时间:2018-08-10 17:06:19

标签: xml xpath

我从api调用中获得了以下XML响应:

<?xml version='1.0' encoding='ISO-8859-1'?>
<PPRESULTS s="DEV12" lst="8/10/2018 10:27:06 AM">
    <Results success="1" api="0" rolename="user" toolbarcode="standard" version="7.0">
        <usercontext status=" " managedbilling="False" managedmf="False" masteroffice="False" msooffice="False">xxxxxLGLQs+mbLDJ3X/zNwxdeehwhEathbBoHMVgLGnbNt7X8NcI8Y7KXwO+oOrRlnWscVxoUyo/E6WUPMkPWP8aSOW9ofwFL3b6mtFDR/GLLoJIFbduGD8civ9xF/KNyd8ceXmBc6/wi3wtyvrExjkEqbHwNL6aW60FrioUZo9eW4Z2BVkT3Xaqk4He+fx1ibp8XgEGklWKa7FoA7JEvtqcgLw==</usercontext>
    </Results>
</PPRESULTS>

然后使用XPATH提取此文本:

xxxxxLGLQs+mbLDJ3X/zNwxdeehwhEathbBoHMVgLGnbNt7X8NcI8Y7KXwO+oOrRlnWscVxoUyo/E6WUPMkPWP8aSOW9ofwFL3b6mtFDR/GLLoJIFbduGD8civ9xF/KNyd8ceXmBc6/wi3wtyvrExjkEqbHwNL6aW60FrioUZo9eW4Z2BVkT3Xaqk4He+fx1ibp8XgEGklWKa7FoA7JEvtqcgLw==

我有这个xpath PPRESULTS/Results[1]/usercontext[1],但是它提取了<usercontext </usercontext>中的所有内容。

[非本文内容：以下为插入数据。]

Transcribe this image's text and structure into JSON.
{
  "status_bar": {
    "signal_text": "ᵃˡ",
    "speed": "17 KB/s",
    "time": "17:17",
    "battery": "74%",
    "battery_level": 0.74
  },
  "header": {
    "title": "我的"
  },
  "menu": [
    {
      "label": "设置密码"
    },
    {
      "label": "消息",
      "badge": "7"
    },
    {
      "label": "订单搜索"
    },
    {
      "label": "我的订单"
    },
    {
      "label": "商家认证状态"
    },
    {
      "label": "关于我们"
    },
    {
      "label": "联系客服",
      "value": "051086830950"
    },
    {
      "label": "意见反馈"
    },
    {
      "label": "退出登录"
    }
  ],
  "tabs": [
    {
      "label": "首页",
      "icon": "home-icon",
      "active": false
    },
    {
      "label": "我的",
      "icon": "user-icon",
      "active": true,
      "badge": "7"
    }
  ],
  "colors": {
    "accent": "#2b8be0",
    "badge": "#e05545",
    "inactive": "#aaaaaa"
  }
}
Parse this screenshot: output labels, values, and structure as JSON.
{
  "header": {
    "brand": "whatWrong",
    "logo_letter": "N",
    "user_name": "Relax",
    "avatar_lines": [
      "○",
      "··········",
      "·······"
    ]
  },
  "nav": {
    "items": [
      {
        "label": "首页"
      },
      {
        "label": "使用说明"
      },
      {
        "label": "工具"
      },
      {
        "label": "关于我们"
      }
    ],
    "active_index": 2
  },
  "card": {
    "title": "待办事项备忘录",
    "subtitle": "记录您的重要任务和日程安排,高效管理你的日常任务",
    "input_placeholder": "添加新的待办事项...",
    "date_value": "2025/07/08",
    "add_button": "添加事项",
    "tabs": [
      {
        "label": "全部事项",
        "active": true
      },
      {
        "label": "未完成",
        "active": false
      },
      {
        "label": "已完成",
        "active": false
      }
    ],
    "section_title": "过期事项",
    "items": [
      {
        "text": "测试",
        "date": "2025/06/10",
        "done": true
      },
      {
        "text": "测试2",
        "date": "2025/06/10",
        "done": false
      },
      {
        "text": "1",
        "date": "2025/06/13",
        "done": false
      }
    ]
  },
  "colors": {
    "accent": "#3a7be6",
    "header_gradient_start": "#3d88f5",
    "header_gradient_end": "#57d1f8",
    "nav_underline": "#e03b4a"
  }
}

我如何仅提取该文本?请记住,文本总是在变化,这是一个标记。

1 个答案:

答案 0 :(得分:0)

使用浏览器中的javascript,您可以

document.evaluate('//usercontext//text()', document, null, XPathResult.ANY_TYPE, null).iterateNext().textContent

(但请查看https://developer.mozilla.org/en-US/docs/Web/JavaScript/Introduction_to_using_XPath_in_JavaScript了解更多详细信息)。

如果您使用的是Python,则可以执行以下操作:

>>> from lxml import etree
>>> doc = etree.parse(open('foo.xml', 'rb'))
>>> print doc.xpath('//usercontext//text()')
['xxxxxLGLQs+mbLDJ3X/zNwxdeehwhEathbBoHMVgLGnbNt7X8NcI8Y7KXwO+oOrRlnWscVxoUyo/E6WUPMkPWP8aSOW9ofwFL3b6mtFDR/GLLoJIFbduGD8civ9xF/KNyd8ceXmBc6/wi3wtyvrExjkEqbHwNL6aW60FrioUZo9eW4Z2BVkT3Xaqk4He+fx1ibp8XgEGklWKa7FoA7JEvtqcgLw==']

在任何情况下,您都需要使用text()函数来获取节点的文本内容。